Теперь, лежа в кровати, он почувствовал, что щеки его пылают. Сами собой мысли его вернулись к прочитанному сегодня письму. Полежав еще немного и поняв, что сон не желает приходить, он встал с постели и включил планшет. Когда система загрузилась, он забил в поисковой строке «Стихи на английском языке» и стал копаться в образовавшихся ссылках. Среди всего многообразия Алешка увидел знакомую фамилию – Лонгфелло. Генри Лонгфелло. Кажется, Мария Максимовна что-то о нем рассказывала. Он открыл первый попавшийся сборник и пролистал его. Стихотворение под названием «Тайна моря» заинтересовало его.
- Ah! what pleasant vision shaunt me
- As I gaze upon the sea!
- All the old romantic legends,
- All my dreams, come back to me[2].
Текст стихотворения, несмотря на то что был написан на иностранном языке, понимался без проблем. Может, оттого, что уровень Алешкиного английского был достаточным для чтения поэзии. Ему почудилось, будто за окном и в самом деле расплескалось море. Фонари на их улице не горели, так что можно было воображать что угодно. Стихи ему понравились. Очень уж легко у поэта получилось передать свои восторженные ощущения. Даже как-то по-ребячьи.
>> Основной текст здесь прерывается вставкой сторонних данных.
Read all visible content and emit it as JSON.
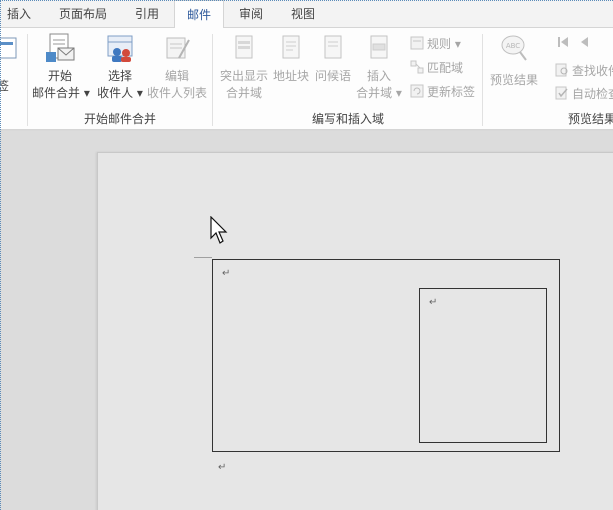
{
  "tabs": [
    {
      "label": "插入",
      "active": false
    },
    {
      "label": "页面布局",
      "active": false
    },
    {
      "label": "引用",
      "active": false
    },
    {
      "label": "邮件",
      "active": true
    },
    {
      "label": "审阅",
      "active": false
    },
    {
      "label": "视图",
      "active": false
    }
  ],
  "ribbon": {
    "partial_left_label": "签",
    "start_group": {
      "label": "开始邮件合并",
      "start_merge": {
        "line1": "开始",
        "line2": "邮件合并 ▾",
        "icon": "document-mail-icon"
      },
      "select_recipients": {
        "line1": "选择",
        "line2": "收件人 ▾",
        "icon": "recipients-icon"
      },
      "edit_recipients": {
        "line1": "编辑",
        "line2": "收件人列表",
        "icon": "edit-list-icon",
        "disabled": true
      }
    },
    "write_group": {
      "label": "编写和插入域",
      "highlight_fields": {
        "line1": "突出显示",
        "line2": "合并域",
        "disabled": true
      },
      "address_block": {
        "line1": "地址块",
        "disabled": true
      },
      "greeting_line": {
        "line1": "问候语",
        "disabled": true
      },
      "insert_field": {
        "line1": "插入",
        "line2": "合并域 ▾",
        "disabled": true
      },
      "rules": "规则 ▾",
      "match_fields": "匹配域",
      "update_labels": "更新标签"
    },
    "preview_group": {
      "label": "预览结果",
      "preview_results": "预览结果",
      "find_recipient": "查找收件",
      "auto_check": "自动检查"
    }
  },
  "document": {
    "paragraph_mark": "↵"
  }
}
После «Тайны моря» он прочитал оставшиеся двадцать листов открывшегося документа и с чувством выполненного долга уснул.
Глава 3
Назавтра Ленка разбудила его своим смс-сообщением. В нем говорилось, что сегодня в шесть вечера они идут на день рождения Ленкиной подруги Светки. Вот тебе раз, не успел сходить погулять, как она тут же вообразила, будто они пара! Но разве не этого он хотел?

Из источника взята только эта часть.